Updated: December 08, 2021 07:01 AM GMT
Tokyo governor Yuriko Koike says the move to recognize same-sex partnerships is in line with residents' wishes. (Photo: AFP)
Tokyo will move to recognize same-sex partnerships, its governor said, becoming the largest city in Japan to do so as activists push for national recognition.
Japan is the only nation of the Group of Seven countries that does not recognise same-sex unions, and its constitution stipulates that "marriage shall be only with the mutual consent of both sexes".
But in recent years, local authorities across the country have made their own moves to recognise same-sex partnerships, and activists have filed lawsuits hoping to push the national government to reverse course.
"In response to the wishes of Tokyo residents and those concerned by this issue, we will draft a basic principle to recognise same-sex partnerships this fiscal year," governor Yuriko Koike announced on Dec. 7.
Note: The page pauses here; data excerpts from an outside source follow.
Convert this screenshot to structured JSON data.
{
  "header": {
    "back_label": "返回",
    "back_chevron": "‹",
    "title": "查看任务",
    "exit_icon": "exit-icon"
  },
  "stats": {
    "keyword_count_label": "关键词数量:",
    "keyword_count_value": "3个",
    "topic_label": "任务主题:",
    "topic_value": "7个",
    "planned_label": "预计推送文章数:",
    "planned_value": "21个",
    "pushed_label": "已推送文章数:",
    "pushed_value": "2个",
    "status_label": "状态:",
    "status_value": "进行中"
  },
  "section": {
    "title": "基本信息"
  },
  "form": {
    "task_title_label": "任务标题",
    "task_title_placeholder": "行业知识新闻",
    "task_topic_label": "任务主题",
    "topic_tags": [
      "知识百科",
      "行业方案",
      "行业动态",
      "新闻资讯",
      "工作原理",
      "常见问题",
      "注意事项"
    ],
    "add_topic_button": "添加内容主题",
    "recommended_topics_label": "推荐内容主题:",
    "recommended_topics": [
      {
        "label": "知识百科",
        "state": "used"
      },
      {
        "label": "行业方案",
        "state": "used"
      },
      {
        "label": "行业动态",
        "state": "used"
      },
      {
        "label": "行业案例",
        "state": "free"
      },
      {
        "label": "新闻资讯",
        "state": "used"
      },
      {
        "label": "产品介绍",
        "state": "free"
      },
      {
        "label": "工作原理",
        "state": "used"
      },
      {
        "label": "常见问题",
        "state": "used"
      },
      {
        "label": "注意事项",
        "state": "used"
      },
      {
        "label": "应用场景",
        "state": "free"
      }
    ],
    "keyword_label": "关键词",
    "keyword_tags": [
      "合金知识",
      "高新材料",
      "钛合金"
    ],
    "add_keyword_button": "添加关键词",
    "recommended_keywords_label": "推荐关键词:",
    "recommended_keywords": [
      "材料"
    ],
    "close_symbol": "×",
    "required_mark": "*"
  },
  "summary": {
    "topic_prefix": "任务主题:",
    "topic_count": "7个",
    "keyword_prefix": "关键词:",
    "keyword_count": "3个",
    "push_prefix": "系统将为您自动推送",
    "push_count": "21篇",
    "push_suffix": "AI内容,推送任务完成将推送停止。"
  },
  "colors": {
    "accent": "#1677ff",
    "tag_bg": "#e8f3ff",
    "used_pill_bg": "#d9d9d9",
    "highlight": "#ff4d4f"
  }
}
She added that the city planned to introduce the policy by the end of the following financial year, ending March 2023.
Activist group Marriage for All Japan welcomed the news in a tweet but noted "partnership doesn't have the same legal effects as marriage".
Last year more than a dozen couples filed lawsuits across Japan challenging the constitutionality of the government's failure to recognise gay marriage
"National government, hurry up on [recognising same-sex] marriage!" they added.
Tokyo's Shibuya district in 2015 became the first place in Japan to begin issuing symbolic "partnership" certificates to same-sex couples.
Many areas have followed suit, with activists saying 110 local governments now recognise same-sex partnerships, granting couples rights including the ability to visit a partner in hospital and rent property together.
But not all LGBT couples in Japan live in areas with such certificates — and even those who have them find they are sometimes not recognized.
Last year more than a dozen couples filed lawsuits across Japan challenging the constitutionality of the government's failure to recognise gay marriage.
In a landmark ruling in March this year, a court in northern Sapporo said Japan's failure to recognise same-sex marriage is unconstitutional in a verdict hailed by campaigners as a major victory.
Opinion polls have generally found a majority in Japan back recognition of same-sex marriage, but the conservative ruling Liberal Democratic Party has been reluctant to push ahead with reforms.
Prime Minister Fumio Kishida has been cautious on social hot-button issues and said during his party's leadership race this year that he had "not reached the point of accepting same-sex marriage".